Government agencies around the globe are working together to find individuals that are hiding assets in an attempt to illegally reduce their tax obligations. A Justice Department statement recently provided an example of these collaborative efforts. It outlined how the Internal Revenue Service (IRS) is pushing a popular credit card company to provide the identity of account holders to the Dutch government.
The move is in support of a treaty that allows the two countries to cooperate in exchanging tax information to better ensure tax laws are followed in both countries.
How productive are these requests? A recent article by Bloomberg notes that the United States government has found treaties like the one noted above quite profitable. In fact, the U.S. has collected over $1.37 billion in penalties through similar requests from Swiss banks alone.
How do these requests work? Requests like the one noted above by the Dutch government often involve what is referred to as a "John Doe Summons."
This type of summons essentially involves a request for whoever has the account. The request does not involve an actual name, because the name is not known. Instead, the request is based on the belief that the individuals holding the accounts are evading taxes. Once information about the accounts is gathered, the requestor pursues the identities of the persons in question.
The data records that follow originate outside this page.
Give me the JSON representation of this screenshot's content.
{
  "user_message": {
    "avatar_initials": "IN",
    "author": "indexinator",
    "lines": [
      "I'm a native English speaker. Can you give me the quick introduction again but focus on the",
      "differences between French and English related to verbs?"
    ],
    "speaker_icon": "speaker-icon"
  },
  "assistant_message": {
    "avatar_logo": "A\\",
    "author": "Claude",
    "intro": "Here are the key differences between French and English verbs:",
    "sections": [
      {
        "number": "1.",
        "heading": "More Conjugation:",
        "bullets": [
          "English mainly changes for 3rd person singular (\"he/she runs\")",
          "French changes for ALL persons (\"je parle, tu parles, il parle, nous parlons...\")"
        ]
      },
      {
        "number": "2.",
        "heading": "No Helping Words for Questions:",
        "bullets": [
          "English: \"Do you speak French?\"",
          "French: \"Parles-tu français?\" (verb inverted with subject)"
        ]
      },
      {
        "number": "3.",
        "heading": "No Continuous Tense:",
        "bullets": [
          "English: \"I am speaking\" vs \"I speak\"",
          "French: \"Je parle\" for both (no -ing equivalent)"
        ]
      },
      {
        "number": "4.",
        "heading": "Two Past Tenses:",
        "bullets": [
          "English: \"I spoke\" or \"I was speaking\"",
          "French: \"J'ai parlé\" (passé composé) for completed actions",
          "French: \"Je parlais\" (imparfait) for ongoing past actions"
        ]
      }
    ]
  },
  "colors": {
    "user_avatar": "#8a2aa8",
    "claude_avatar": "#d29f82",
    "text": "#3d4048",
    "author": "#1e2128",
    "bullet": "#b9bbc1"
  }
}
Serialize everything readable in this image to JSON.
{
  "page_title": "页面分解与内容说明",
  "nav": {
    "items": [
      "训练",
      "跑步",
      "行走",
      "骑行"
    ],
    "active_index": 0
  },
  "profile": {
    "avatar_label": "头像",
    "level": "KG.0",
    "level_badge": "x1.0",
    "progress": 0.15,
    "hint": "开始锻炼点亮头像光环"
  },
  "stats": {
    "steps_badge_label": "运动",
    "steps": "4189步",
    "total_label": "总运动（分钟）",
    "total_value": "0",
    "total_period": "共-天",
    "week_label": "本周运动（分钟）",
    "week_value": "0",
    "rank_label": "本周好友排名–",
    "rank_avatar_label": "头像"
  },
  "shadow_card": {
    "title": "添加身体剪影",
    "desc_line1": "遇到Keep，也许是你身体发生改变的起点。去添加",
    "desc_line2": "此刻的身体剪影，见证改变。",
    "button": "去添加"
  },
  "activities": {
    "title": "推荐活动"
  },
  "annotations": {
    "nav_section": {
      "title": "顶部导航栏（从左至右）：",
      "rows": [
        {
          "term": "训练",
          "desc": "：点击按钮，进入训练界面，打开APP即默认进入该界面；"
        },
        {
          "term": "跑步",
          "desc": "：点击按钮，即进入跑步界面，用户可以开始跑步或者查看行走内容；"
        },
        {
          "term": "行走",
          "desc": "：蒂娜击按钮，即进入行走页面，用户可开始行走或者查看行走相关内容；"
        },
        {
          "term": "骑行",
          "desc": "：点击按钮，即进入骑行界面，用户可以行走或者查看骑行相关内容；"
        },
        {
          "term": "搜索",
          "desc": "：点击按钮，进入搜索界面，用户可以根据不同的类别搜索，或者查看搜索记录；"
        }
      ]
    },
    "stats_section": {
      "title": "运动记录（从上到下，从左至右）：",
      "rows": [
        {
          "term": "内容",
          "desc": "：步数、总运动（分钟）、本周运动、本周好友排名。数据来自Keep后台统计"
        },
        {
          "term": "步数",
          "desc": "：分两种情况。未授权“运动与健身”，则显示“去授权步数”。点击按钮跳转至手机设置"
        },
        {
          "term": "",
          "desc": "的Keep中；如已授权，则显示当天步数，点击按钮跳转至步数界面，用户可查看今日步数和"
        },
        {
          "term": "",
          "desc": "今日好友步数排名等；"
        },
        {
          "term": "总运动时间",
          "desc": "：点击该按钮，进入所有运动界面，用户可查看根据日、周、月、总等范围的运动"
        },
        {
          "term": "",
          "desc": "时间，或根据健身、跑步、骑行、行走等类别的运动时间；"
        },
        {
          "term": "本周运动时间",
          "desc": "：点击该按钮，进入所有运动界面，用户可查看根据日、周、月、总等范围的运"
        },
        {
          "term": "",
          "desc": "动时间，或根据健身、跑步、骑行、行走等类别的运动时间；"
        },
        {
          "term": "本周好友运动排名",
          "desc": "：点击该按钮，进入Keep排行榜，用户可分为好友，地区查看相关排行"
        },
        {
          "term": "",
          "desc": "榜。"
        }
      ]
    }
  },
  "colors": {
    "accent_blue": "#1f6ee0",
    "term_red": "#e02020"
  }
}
Is this common? Requests like this are not uncommon. In 2013, the IRS had a similar situation with the Norwegian government. Based on a treaty between Norway and the U.S., the Norwegians requested information about identities of individuals that used certain debit or credit card within the U.S. to determine if these individuals had violated Norwegian tax laws.
These two instances provide examples of the complex nature of governmental efforts to end tax evasion on a global scale. Due to these complexities, it is wise for anyone who is facing allegations of evading tax obligations to seek legal counsel to help better ensure their rights are protected.